Whatever it is we like about her, Kyra Sedgwick's character is unlike any other on TV. She is the moral and emotional center of this multi-dimensional drama, which begins its second season Monday at 9 p.m. ET on TNT.
Still finding her way through the politics of the LAPD -- and the streets of Los Angeles -- Brenda is more comfortable and confident than when we met her last June. An Atlanta girl transplanted to the West Coast, Brenda is head of the priority murder squad, working for a man with whom she has a past and with a team of investigators she's still learning to trust.
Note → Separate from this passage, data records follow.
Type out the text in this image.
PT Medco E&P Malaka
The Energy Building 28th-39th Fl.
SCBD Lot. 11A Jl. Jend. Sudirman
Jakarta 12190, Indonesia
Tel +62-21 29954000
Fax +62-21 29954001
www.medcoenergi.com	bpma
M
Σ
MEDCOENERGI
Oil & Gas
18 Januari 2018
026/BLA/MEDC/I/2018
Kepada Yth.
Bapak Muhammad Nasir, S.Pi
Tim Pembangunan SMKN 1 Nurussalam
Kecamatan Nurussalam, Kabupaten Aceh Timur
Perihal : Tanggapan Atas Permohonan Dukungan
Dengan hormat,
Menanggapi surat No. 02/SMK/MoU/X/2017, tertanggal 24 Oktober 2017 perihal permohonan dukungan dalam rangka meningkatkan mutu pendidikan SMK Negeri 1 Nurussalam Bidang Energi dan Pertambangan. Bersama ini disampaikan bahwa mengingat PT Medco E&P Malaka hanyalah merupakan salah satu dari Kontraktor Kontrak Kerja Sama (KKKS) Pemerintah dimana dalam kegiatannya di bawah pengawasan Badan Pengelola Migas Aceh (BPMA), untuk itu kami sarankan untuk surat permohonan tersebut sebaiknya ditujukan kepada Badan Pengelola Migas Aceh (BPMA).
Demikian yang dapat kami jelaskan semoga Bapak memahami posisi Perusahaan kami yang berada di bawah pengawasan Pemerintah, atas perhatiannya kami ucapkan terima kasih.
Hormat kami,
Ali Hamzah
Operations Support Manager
Her co-workers, grudgingly, have come to respect Brenda as one heck of an interrogator. Get her in the room with a suspect and she can elicit a confession faster than you can say "sweet tea and biscuits." But her interaction with the man who wants her job -- Commander Taylor (Robert Gossett) -- is as icy as ever. And the relationship with her boss and former lover -- Chief Will Pope (J.K. Simmons) -- is becoming more complicated.
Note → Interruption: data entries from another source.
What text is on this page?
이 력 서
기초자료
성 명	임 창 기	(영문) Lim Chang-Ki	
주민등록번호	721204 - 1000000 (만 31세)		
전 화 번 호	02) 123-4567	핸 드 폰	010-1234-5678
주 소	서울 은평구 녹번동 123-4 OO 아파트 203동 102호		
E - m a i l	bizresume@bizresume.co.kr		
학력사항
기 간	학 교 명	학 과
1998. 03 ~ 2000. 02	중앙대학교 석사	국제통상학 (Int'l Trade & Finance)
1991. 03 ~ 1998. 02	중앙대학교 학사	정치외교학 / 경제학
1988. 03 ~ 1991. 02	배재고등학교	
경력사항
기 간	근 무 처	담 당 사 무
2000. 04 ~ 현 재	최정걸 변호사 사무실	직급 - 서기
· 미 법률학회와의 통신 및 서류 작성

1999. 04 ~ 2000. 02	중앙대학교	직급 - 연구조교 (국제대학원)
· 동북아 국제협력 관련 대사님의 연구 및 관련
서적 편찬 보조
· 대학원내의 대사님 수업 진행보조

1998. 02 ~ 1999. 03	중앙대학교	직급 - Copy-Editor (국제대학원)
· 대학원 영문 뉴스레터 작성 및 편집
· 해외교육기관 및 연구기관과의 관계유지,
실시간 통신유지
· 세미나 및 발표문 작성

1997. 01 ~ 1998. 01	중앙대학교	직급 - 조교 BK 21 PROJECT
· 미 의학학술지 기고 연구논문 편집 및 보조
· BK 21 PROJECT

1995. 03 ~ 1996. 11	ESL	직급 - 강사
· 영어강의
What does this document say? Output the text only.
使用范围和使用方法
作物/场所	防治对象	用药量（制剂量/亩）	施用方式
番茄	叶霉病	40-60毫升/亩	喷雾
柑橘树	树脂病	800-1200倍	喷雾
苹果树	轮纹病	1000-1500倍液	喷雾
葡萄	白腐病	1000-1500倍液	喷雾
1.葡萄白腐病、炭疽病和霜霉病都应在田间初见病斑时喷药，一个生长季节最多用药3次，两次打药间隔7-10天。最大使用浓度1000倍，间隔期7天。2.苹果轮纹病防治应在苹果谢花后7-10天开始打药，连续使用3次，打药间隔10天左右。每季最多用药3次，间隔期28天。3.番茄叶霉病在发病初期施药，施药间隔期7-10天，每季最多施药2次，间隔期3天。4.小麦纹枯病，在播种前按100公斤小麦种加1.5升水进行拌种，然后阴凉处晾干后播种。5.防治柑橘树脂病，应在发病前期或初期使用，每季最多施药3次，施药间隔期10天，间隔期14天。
It seems Pope's wife wants a divorce, and that news has Brenda's current love interest -- FBI Agent Fritz Howard (Jon Tenney) -- on the offensive. He thinks it's time to move in together, but always cautious Brenda is worried about the details that would need to be worked out -- like getting an additional phone line because Fritz can't possibly answer hers when her mother calls from Atlanta.
All this is backdrop for the case at hand: The murders of an LAPD detective and the drug dealer he was investigating. There is more than the usual pressure to solve the case, and Brenda's by-the-book approach is causing some of the officers around her to chafe.
But watching her snag the bad guys is only half the fun when you have an ensemble cast like this one. The inside jokes from last season are back. Brenda is cleaning up her junk-food habit and has banned snacks with processed sugar from the murder room. The double entendres of Detective Flynn (Tony Denison) skate past the edge of appropriateness, and veteran Lt. Provenza (G.W. Bailey) gets his share of comic one-liners. Sgt. Gabriel (Corey Reynolds), Brenda's right-hand man, continues to save her from herself -- playing the good cop at just the right moments. And the "thank yous" that are Brenda's calling card -- well, she's still practicing that Southern charm.
"The Closer" was created by James Duff ("The D.A.," "The Agency") , who executive produces with Greer Shephard and Michael Robin ("Nip/Tuck"). When it debuted last summer, it was the most-watched non-sports cable telecast of the year. Sedgwick went on to earn Golden Globe and Screen Actors Guild Award nominations and ratings for the show were strong. Judging from the premiere episode, this season is likely to see similar accolades.